You would make a lot more sense if you wrote it this way.

Cu + 2H2SO4 ==>CuSO4 + SO2 + 2H2O

Remember the rules.
Oxidation is the loss of electrons.
Cu is 0 on the left and +2 on the right.
S is +6 on the left and +4 on the right (with SO2)
H is +1 on left and right(doesn't change)
O is -2 on left and right(doesn't change)

Well, let's break this one down. The oxidation state of copper (Cu) in its elemental state (Cu(s)) is 0. In the product, CuSO4, the oxidation state of copper is +2. So, that means copper has been oxidized from an oxidation state of 0 to +2. Hence, the element being oxidized in this redox reaction is copper.

Now, I know what you're thinking - "Why did the copper go to therapy? Because it was tired of feeling Cu-pid!"

To identify the element being oxidized in a redox reaction, we can assign oxidation states to each element and observe the changes in these states.

In the given redox reaction:
Cu(s) + 2 H2SO4(aq) → CuSO4(aq) + SO2(g) + 2 H2O(l)

We need to compare the oxidation states of the elements before and after the reaction:

For Cu (copper):
The oxidation state of Cu in its elemental state is 0 since it is not bonded to any other element.
The oxidation state of Cu in CuSO4 is +2 since it is bonded to four oxygen atoms, each having an oxidation state of -2, which sums up to the oxidation state of +2 for Cu.

For S (sulfur):
The oxidation state of S in H2SO4 is +6 since each O atom has an oxidation state of -2, and each H atom has an oxidation state of +1.
The oxidation state of S in CuSO4 is +6 as well since the oxidation state of Cu is +2.

For O (oxygen):
The oxidation state of O in H2SO4 is -2 since it is combined with two H atoms.
The oxidation state of O in CuSO4 is -2 since it is bonded to Cu, whose oxidation state is +2.

Therefore, the element being oxidized in the reaction is sulfur (S). The oxidation state of sulfur is reduced from +6 in H2SO4 to +4 in CuSO4.

To identify the element that is being oxidized in a redox reaction, we need to determine the changes in oxidation states of the elements involved.

In this redox reaction:
Cu(s) + 2 H2SO4(aq) → CuSO4(aq) + SO2(g) + 2 H2O(l)
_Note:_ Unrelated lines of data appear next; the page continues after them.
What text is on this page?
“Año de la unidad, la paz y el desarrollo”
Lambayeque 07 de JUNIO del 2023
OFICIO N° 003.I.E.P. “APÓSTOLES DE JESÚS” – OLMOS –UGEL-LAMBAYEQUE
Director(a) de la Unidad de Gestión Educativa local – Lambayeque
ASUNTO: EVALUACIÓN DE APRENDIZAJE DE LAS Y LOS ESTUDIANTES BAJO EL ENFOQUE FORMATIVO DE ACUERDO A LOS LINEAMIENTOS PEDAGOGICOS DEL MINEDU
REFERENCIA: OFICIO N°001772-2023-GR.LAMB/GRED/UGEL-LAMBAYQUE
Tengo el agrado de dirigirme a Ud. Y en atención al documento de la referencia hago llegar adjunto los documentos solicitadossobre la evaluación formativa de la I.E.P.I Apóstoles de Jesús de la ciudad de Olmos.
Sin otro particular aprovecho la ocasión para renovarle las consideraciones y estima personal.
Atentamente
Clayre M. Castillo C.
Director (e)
First, let's assign the oxidation states to the elements based on the common oxidation state rules and considering the charges of certain ions:
- The oxidation state of Cu(s) is 0 since it is an uncombined element.
- The oxidation state of H in H2SO4 is +1.
- The oxidation state of O in H2SO4 is -2.
- The oxidation state of S in H2SO4 is +6.
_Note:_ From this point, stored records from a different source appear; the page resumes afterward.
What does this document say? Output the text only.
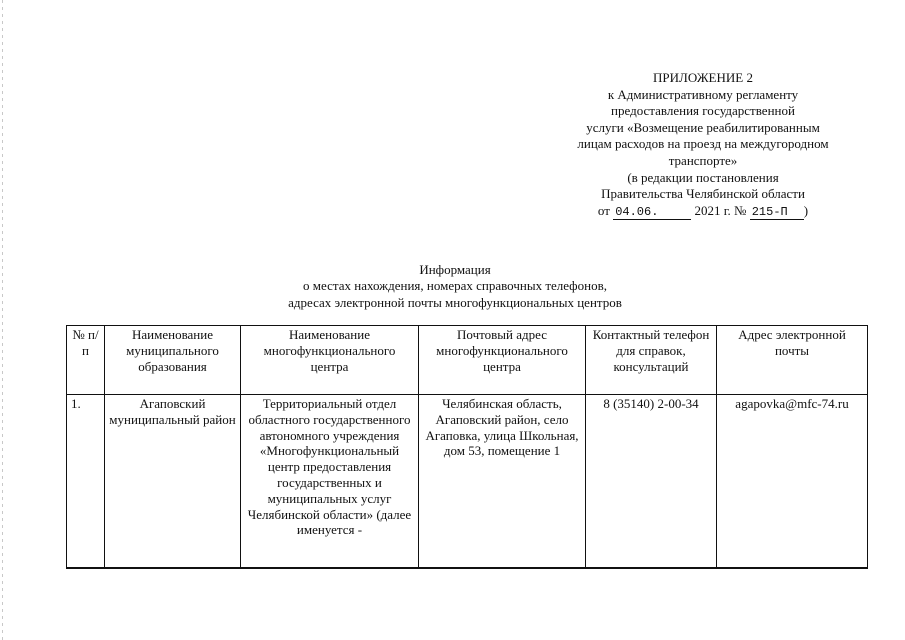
ПРИЛОЖЕНИЕ 2
к Административному регламенту
предоставления государственной
услуги «Возмещение реабилитированным
лицам расходов на проезд на междугородном
транспорте»
(в редакции постановления
Правительства Челябинской области
от 04.06.	2021 г. № 215-П )
Информация
о местах нахождения, номерах справочных телефонов,
адресах электронной почты многофункциональных центров
№ п/п	Наименование муниципального образования	Наименование многофункционального центра	Почтовый адрес многофункционального центра	Контактный телефон для справок, консультаций	Адрес электронной почты
1.	Агаповский муниципальный район	Территориальный отдел областного государственного автономного учреждения «Многофункциональный центр предоставления государственных и муниципальных услуг Челябинской области» (далее именуется -	Челябинская область, Агаповский район, село Агаповка, улица Школьная, дом 53, помещение 1	8 (35140) 2-00-34	agapovka@mfc-74.ru
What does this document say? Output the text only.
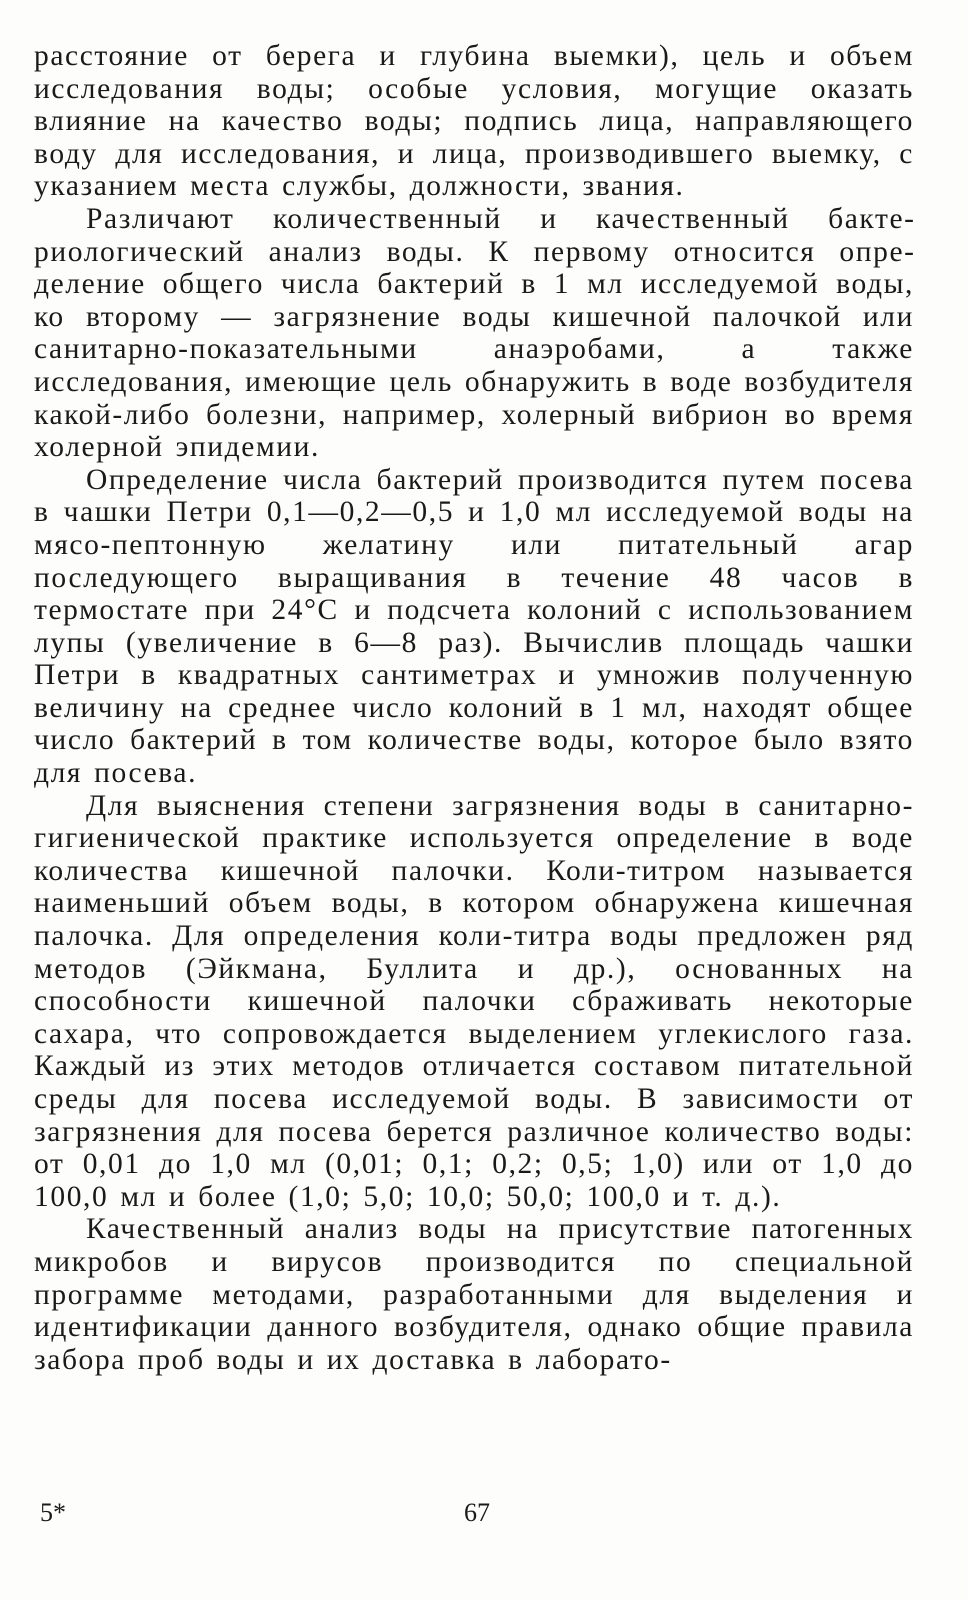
расстояние от берега и глубина выемки), цель и объем исследования воды; особые условия, могущие оказать влияние на качество воды; подпись лица, направляющего воду для исследования, и лица, производившего выемку, с указанием места службы, должности, звания.

Различают количественный и качественный бактериологический анализ воды. К первому относится определение общего числа бактерий в 1 мл исследуемой воды, ко второму — загрязнение воды кишечной палочкой или санитарно-показательными анаэробами, а также исследования, имеющие цель обнаружить в воде возбудителя какой-либо болезни, например, холерный вибрион во время холерной эпидемии.

Определение числа бактерий производится путем посева в чашки Петри 0,1—0,2—0,5 и 1,0 мл исследуемой воды на мясо-пептонную желатину или питательный агар последующего выращивания в течение 48 часов в термостате при 24°С и подсчета колоний с использованием лупы (увеличение в 6—8 раз). Вычислив площадь чашки Петри в квадратных сантиметрах и умножив полученную величину на среднее число колоний в 1 мл, находят общее число бактерий в том количестве воды, которое было взято для посева.

Для выяснения степени загрязнения воды в санитарно-гигиенической практике используется определение в воде количества кишечной палочки. Коли-титром называется наименьший объем воды, в котором обнаружена кишечная палочка. Для определения коли-титра воды предложен ряд методов (Эйкмана, Буллита и др.), основанных на способности кишечной палочки сбраживать некоторые сахара, что сопровождается выделением углекислого газа. Каждый из этих методов отличается составом питательной среды для посева исследуемой воды. В зависимости от загрязнения для посева берется различное количество воды: от 0,01 до 1,0 мл (0,01; 0,1; 0,2; 0,5; 1,0) или от 1,0 до 100,0 мл и более (1,0; 5,0; 10,0; 50,0; 100,0 и т. д.).

Качественный анализ воды на присутствие патогенных микробов и вирусов производится по специальной программе методами, разработанными для выделения и идентификации данного возбудителя, однако общие правила забора проб воды и их доставка в лаборато-

5*	67
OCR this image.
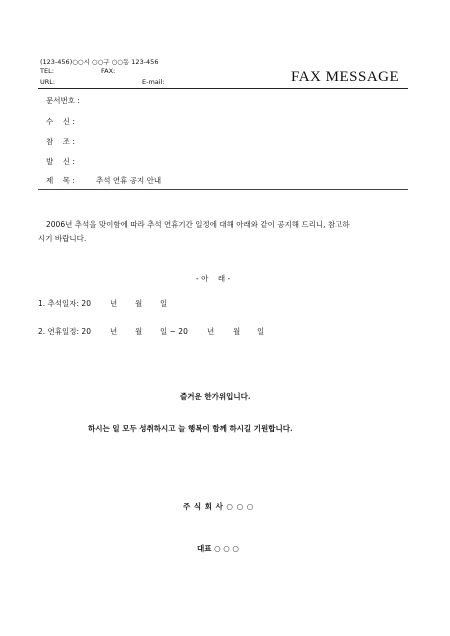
(123-456)○○시 ○○구 ○○동 123-456
TEL:	FAX:
URL:	E-mail:	FAX MESSAGE
문서번호 :
수    신 :
참    조 :
발    신 :
제    목 :	추석 연휴 공지 안내
2006년 추석을 맞이함에 따라 추석 연휴기간 일정에 대해 아래와 같이 공지해 드리니, 참고하
시기 바랍니다.
- 아    래 -
1. 추석일자: 20	년 월 일
2. 연휴일정: 20	년 월 일 ~ 20	년	월 일
즐거운 한가위입니다.
하시는 일 모두 성취하시고 늘 행복이 함께 하시길 기원합니다.
주 식 회 사 ○ ○ ○
대표 ○ ○ ○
Now, we can track the changes in oxidation states:
- In CuSO4(aq), the oxidation state of Cu increases from 0 to +2.
- In SO2(g), the oxidation state of S decreases from +6 to +4.
- In H2O(l), the oxidation state of H remains +1.
- In H2SO4(aq), the oxidation states of H and O remain the same.

Based on the changes in oxidation states, we can conclude that the element being oxidized in this redox reaction is copper (Cu). The oxidation state of Cu increased from 0 to +2.

Therefore, in the given redox reaction, copper (Cu) is being oxidized.